元スポーツ選手はその後コーチになったり、食べ物屋さんを経営したりすることも多いですよね。
アイドルだとそのまま結婚してという感じになる方が多いのかな。
この元SDN48だった亜希子さんという人は、その後自分でライターでやっていこうと奮起します。こういう頑張る人私は好きです。そのままのらりくらりと結婚してとか言う人より全然いいです。
しかしライターへの道はなかなか厳しい。今は一般人もライターになれる時代ですから、プロのライターとしてそれでご飯を食べていくのはなかなか難しいのかもしれません。
行き詰った彼女は姉からの紹介で57歳のおっさん、ササポンと一軒家に同棲することになります。
でもこのササポンはとてもいい人で、離婚歴もありきっといろいろ過去にあったのでしょうが、下心もなくつかず離れずのスタンスで亜希子さんとも接してきます。
亜希子さんの昔の恋愛のことなど、まあアイドルだったしアラサーだしこんなもんなんだろうなあとか思いつつ全く共感できない気持ちはありましたが、これから自立して頑張っていってほしいなと思います。
特に為になる本でもないし、ただの日記みたいなものでしたが、こんなおっさんもいるんだなあと思った本でした。

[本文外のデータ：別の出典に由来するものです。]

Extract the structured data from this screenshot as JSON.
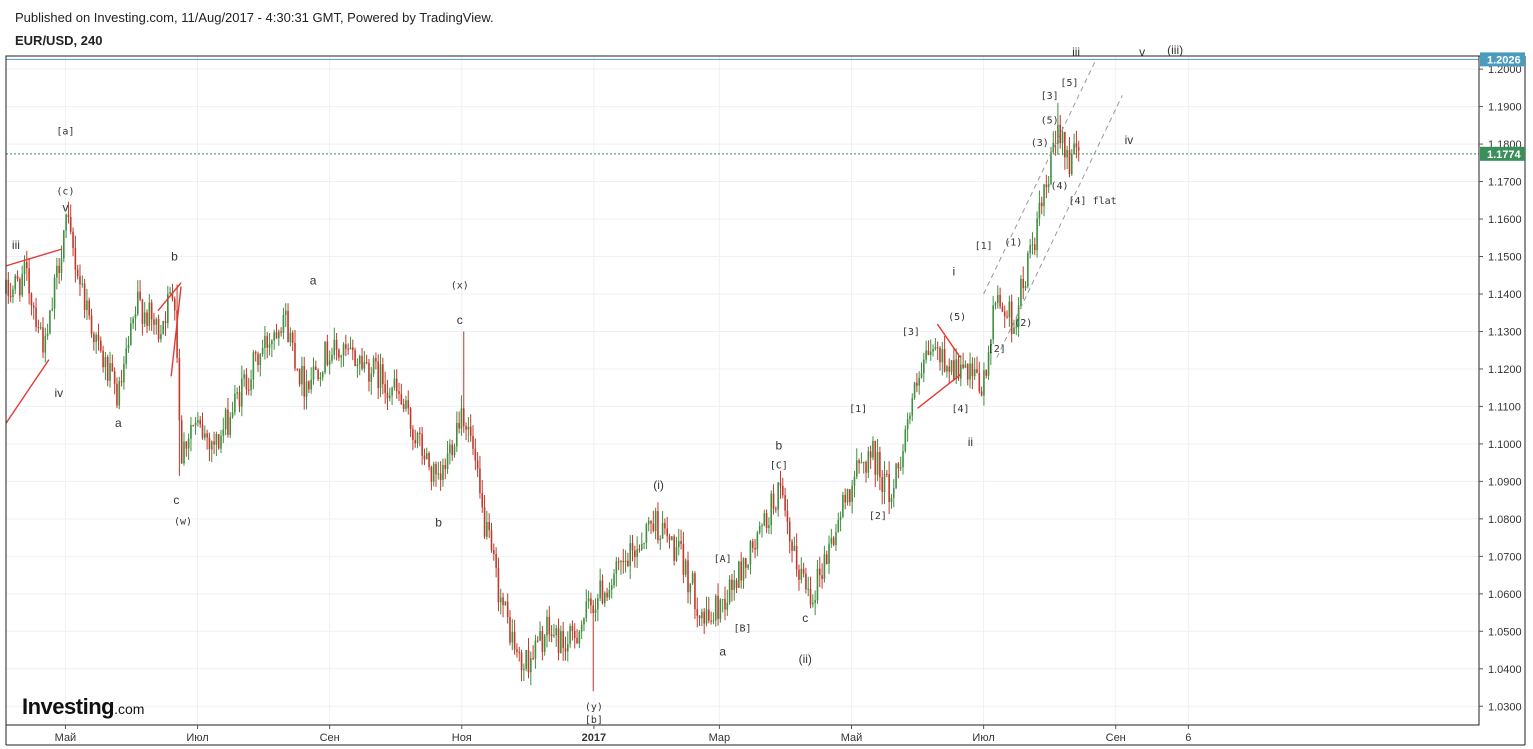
{
  "header": {
    "published": "Published on Investing.com, 11/Aug/2017 - 4:30:31 GMT, Powered by TradingView.",
    "symbol": "EUR/USD, 240"
  },
  "logo": {
    "name": "Investing",
    "suffix": ".com"
  },
  "colors": {
    "up": "#3f8f3f",
    "down": "#c0392b",
    "grid": "#eef0f3",
    "frame": "#222222",
    "hline_top": "#4a9cbf",
    "current_line": "#2e7d4f",
    "current_tag": "#3a8f5a",
    "top_tag": "#4a9cbf",
    "trend_red": "#e53935",
    "channel": "#999999"
  },
  "chart_data": {
    "type": "candlestick",
    "symbol": "EUR/USD",
    "interval": "240",
    "ylim": [
      1.025,
      1.2035
    ],
    "grid": true,
    "y_ticks": [
      1.03,
      1.04,
      1.05,
      1.06,
      1.07,
      1.08,
      1.09,
      1.1,
      1.11,
      1.12,
      1.13,
      1.14,
      1.15,
      1.16,
      1.17,
      1.18,
      1.19,
      1.2
    ],
    "y_tick_labels": [
      "1.0300",
      "1.0400",
      "1.0500",
      "1.0600",
      "1.0700",
      "1.0800",
      "1.0900",
      "1.1000",
      "1.1100",
      "1.1200",
      "1.1300",
      "1.1400",
      "1.1500",
      "1.1600",
      "1.1700",
      "1.1800",
      "1.1900",
      "1.2000"
    ],
    "x_ticks": [
      {
        "label": "Май",
        "t": 0.0,
        "bold": false
      },
      {
        "label": "Июл",
        "t": 2.0,
        "bold": false
      },
      {
        "label": "Сен",
        "t": 4.0,
        "bold": false
      },
      {
        "label": "Ноя",
        "t": 6.0,
        "bold": false
      },
      {
        "label": "2017",
        "t": 8.0,
        "bold": true
      },
      {
        "label": "Мар",
        "t": 9.9,
        "bold": false
      },
      {
        "label": "Май",
        "t": 11.9,
        "bold": false
      },
      {
        "label": "Июл",
        "t": 13.9,
        "bold": false
      },
      {
        "label": "Сен",
        "t": 15.9,
        "bold": false
      },
      {
        "label": "6",
        "t": 17.0,
        "bold": false
      }
    ],
    "x_range": [
      -0.9,
      21.4
    ],
    "horizontal_levels": [
      {
        "value": 1.2026,
        "label": "1.2026",
        "style": "solid",
        "color_key": "top_tag"
      },
      {
        "value": 1.1774,
        "label": "1.1774",
        "style": "dotted",
        "color_key": "current_tag"
      }
    ],
    "price_path": [
      [
        -0.9,
        1.14
      ],
      [
        -0.6,
        1.145
      ],
      [
        -0.3,
        1.125
      ],
      [
        0.0,
        1.16
      ],
      [
        0.2,
        1.145
      ],
      [
        0.5,
        1.125
      ],
      [
        0.8,
        1.112
      ],
      [
        1.1,
        1.138
      ],
      [
        1.4,
        1.13
      ],
      [
        1.65,
        1.142
      ],
      [
        1.75,
        1.097
      ],
      [
        1.9,
        1.105
      ],
      [
        2.3,
        1.1
      ],
      [
        2.7,
        1.116
      ],
      [
        3.3,
        1.135
      ],
      [
        3.6,
        1.116
      ],
      [
        4.0,
        1.125
      ],
      [
        4.5,
        1.122
      ],
      [
        5.0,
        1.114
      ],
      [
        5.3,
        1.102
      ],
      [
        5.65,
        1.088
      ],
      [
        6.0,
        1.11
      ],
      [
        6.15,
        1.1
      ],
      [
        6.3,
        1.082
      ],
      [
        6.6,
        1.058
      ],
      [
        6.9,
        1.04
      ],
      [
        7.3,
        1.05
      ],
      [
        7.6,
        1.046
      ],
      [
        8.0,
        1.058
      ],
      [
        8.5,
        1.068
      ],
      [
        8.9,
        1.08
      ],
      [
        9.3,
        1.07
      ],
      [
        9.7,
        1.052
      ],
      [
        10.1,
        1.062
      ],
      [
        10.5,
        1.075
      ],
      [
        10.8,
        1.088
      ],
      [
        11.0,
        1.07
      ],
      [
        11.3,
        1.06
      ],
      [
        11.6,
        1.074
      ],
      [
        11.9,
        1.09
      ],
      [
        12.2,
        1.098
      ],
      [
        12.5,
        1.086
      ],
      [
        12.8,
        1.11
      ],
      [
        13.1,
        1.125
      ],
      [
        13.5,
        1.12
      ],
      [
        13.9,
        1.115
      ],
      [
        14.1,
        1.14
      ],
      [
        14.35,
        1.132
      ],
      [
        14.6,
        1.15
      ],
      [
        14.85,
        1.168
      ],
      [
        15.05,
        1.185
      ],
      [
        15.2,
        1.176
      ],
      [
        15.35,
        1.177
      ]
    ],
    "path_spikes": [
      {
        "t": 0.02,
        "high": 1.1615
      },
      {
        "t": 1.68,
        "high": 1.1425
      },
      {
        "t": 1.72,
        "low": 1.0915
      },
      {
        "t": 6.02,
        "high": 1.13
      },
      {
        "t": 7.98,
        "low": 1.034
      },
      {
        "t": 15.02,
        "high": 1.191
      }
    ],
    "wave_labels": [
      {
        "text": "[a]",
        "t": 0.0,
        "y": 1.1825,
        "size": "small"
      },
      {
        "text": "(c)",
        "t": 0.0,
        "y": 1.1665,
        "size": "small"
      },
      {
        "text": "v",
        "t": 0.0,
        "y": 1.162,
        "size": "normal"
      },
      {
        "text": "iii",
        "t": -0.75,
        "y": 1.152,
        "size": "normal"
      },
      {
        "text": "iv",
        "t": -0.1,
        "y": 1.1125,
        "size": "normal"
      },
      {
        "text": "a",
        "t": 0.8,
        "y": 1.1045,
        "size": "normal"
      },
      {
        "text": "b",
        "t": 1.65,
        "y": 1.149,
        "size": "normal"
      },
      {
        "text": "c",
        "t": 1.68,
        "y": 1.084,
        "size": "normal"
      },
      {
        "text": "(w)",
        "t": 1.78,
        "y": 1.0785,
        "size": "small"
      },
      {
        "text": "a",
        "t": 3.75,
        "y": 1.1425,
        "size": "normal"
      },
      {
        "text": "(x)",
        "t": 5.97,
        "y": 1.1415,
        "size": "small"
      },
      {
        "text": "c",
        "t": 5.97,
        "y": 1.132,
        "size": "normal"
      },
      {
        "text": "b",
        "t": 5.65,
        "y": 1.078,
        "size": "normal"
      },
      {
        "text": "(y)",
        "t": 8.0,
        "y": 1.029,
        "size": "small"
      },
      {
        "text": "[b]",
        "t": 8.0,
        "y": 1.0255,
        "size": "small"
      },
      {
        "text": "(i)",
        "t": 8.98,
        "y": 1.088,
        "size": "normal"
      },
      {
        "text": "[A]",
        "t": 9.95,
        "y": 1.0685,
        "size": "small"
      },
      {
        "text": "[B]",
        "t": 10.25,
        "y": 1.05,
        "size": "small"
      },
      {
        "text": "a",
        "t": 9.95,
        "y": 1.0435,
        "size": "normal"
      },
      {
        "text": "b",
        "t": 10.8,
        "y": 1.0985,
        "size": "normal"
      },
      {
        "text": "[C]",
        "t": 10.8,
        "y": 1.0935,
        "size": "small"
      },
      {
        "text": "c",
        "t": 11.2,
        "y": 1.0525,
        "size": "normal"
      },
      {
        "text": "(ii)",
        "t": 11.2,
        "y": 1.0415,
        "size": "normal"
      },
      {
        "text": "[1]",
        "t": 12.0,
        "y": 1.1085,
        "size": "small"
      },
      {
        "text": "[2]",
        "t": 12.3,
        "y": 1.08,
        "size": "small"
      },
      {
        "text": "[3]",
        "t": 12.8,
        "y": 1.129,
        "size": "small"
      },
      {
        "text": "i",
        "t": 13.45,
        "y": 1.145,
        "size": "normal"
      },
      {
        "text": "(5)",
        "t": 13.5,
        "y": 1.133,
        "size": "small"
      },
      {
        "text": "[4]",
        "t": 13.55,
        "y": 1.1085,
        "size": "small"
      },
      {
        "text": "ii",
        "t": 13.7,
        "y": 1.0995,
        "size": "normal"
      },
      {
        "text": "[1]",
        "t": 13.9,
        "y": 1.152,
        "size": "small"
      },
      {
        "text": "(1)",
        "t": 14.35,
        "y": 1.153,
        "size": "small"
      },
      {
        "text": "[2]",
        "t": 14.1,
        "y": 1.1245,
        "size": "small"
      },
      {
        "text": "(2)",
        "t": 14.5,
        "y": 1.1315,
        "size": "small"
      },
      {
        "text": "(3)",
        "t": 14.75,
        "y": 1.1795,
        "size": "small"
      },
      {
        "text": "(5)",
        "t": 14.9,
        "y": 1.1855,
        "size": "small"
      },
      {
        "text": "[3]",
        "t": 14.9,
        "y": 1.192,
        "size": "small"
      },
      {
        "text": "(4)",
        "t": 15.05,
        "y": 1.168,
        "size": "small"
      },
      {
        "text": "[5]",
        "t": 15.2,
        "y": 1.1955,
        "size": "small"
      },
      {
        "text": "[4] flat",
        "t": 15.55,
        "y": 1.164,
        "size": "small"
      },
      {
        "text": "iii",
        "t": 15.3,
        "y": 1.2035,
        "size": "normal"
      },
      {
        "text": "v",
        "t": 16.3,
        "y": 1.2035,
        "size": "normal"
      },
      {
        "text": "(iii)",
        "t": 16.8,
        "y": 1.204,
        "size": "normal"
      },
      {
        "text": "iv",
        "t": 16.1,
        "y": 1.18,
        "size": "normal"
      }
    ],
    "trend_lines": [
      {
        "t1": -0.9,
        "y1": 1.1055,
        "t2": -0.25,
        "y2": 1.1225,
        "color_key": "trend_red",
        "dash": false
      },
      {
        "t1": -0.9,
        "y1": 1.1475,
        "t2": -0.05,
        "y2": 1.152,
        "color_key": "trend_red",
        "dash": false
      },
      {
        "t1": 1.4,
        "y1": 1.1355,
        "t2": 1.75,
        "y2": 1.143,
        "color_key": "trend_red",
        "dash": false
      },
      {
        "t1": 1.6,
        "y1": 1.118,
        "t2": 1.75,
        "y2": 1.142,
        "color_key": "trend_red",
        "dash": false
      },
      {
        "t1": 12.9,
        "y1": 1.1095,
        "t2": 13.55,
        "y2": 1.1185,
        "color_key": "trend_red",
        "dash": false
      },
      {
        "t1": 13.2,
        "y1": 1.132,
        "t2": 13.55,
        "y2": 1.123,
        "color_key": "trend_red",
        "dash": false
      },
      {
        "t1": 13.9,
        "y1": 1.14,
        "t2": 15.6,
        "y2": 1.2025,
        "color_key": "channel",
        "dash": true
      },
      {
        "t1": 14.1,
        "y1": 1.123,
        "t2": 16.0,
        "y2": 1.193,
        "color_key": "channel",
        "dash": true
      }
    ]
  }
}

【本を読むことはとても楽しい】読書をプロデュース 読み方を変えれば世界が変わる!
著者 角田陽一郎
【内容】
著者はTBSの人気プロデューサーとして「さんまのSUPERからくりTV」「中居正広の金スマ」などを手掛けました。そんな著者のオフィスは本棚に囲まれる一方、なんとテレビがありません。
無数の本を読むことで想像力を養い、教養を高め、仕事にも活かしてきたことで、人生の幅が広がり、ますます仕事にも還元されていったからです。
しかし今、読書をしない人、しなくなった人が増えています。そこで著者は自身の読書術「バラエティ読み」(速読もメモも不要、ジャケ買いや積読を推奨)を公開し、どのように読書をセルフプロデュースすればいいのかを提言します。
また、本書ではビジネス書に限らず、小説やマンガも含め、80冊もの書籍をご紹介しています。何より新書です。岩波新書、中公新書、ブルーバックス、講談社現代新書の各編集長とも対談させて頂きました。
読書の価値観が変わる本書で、新しい世界を体感してみてください!
【目次】
第1章 なぜ僕たちは今、本を読まないと死んでしまうのか?
第2章 どんな人にとっても、読書は「いいこと」しかない
第3章 仕事でもっとも大事な「想像力」は小説で磨ける
第4章 僕たちは今後、どのような読書をすればいいのか?
第5章 読む本に迷ったら、まず新書を手にしよう
【感想】
★★★★☆
普段から読書をしない人や、読書をするのが苦手、面白くないと思っている人に読んでもらいたい本です。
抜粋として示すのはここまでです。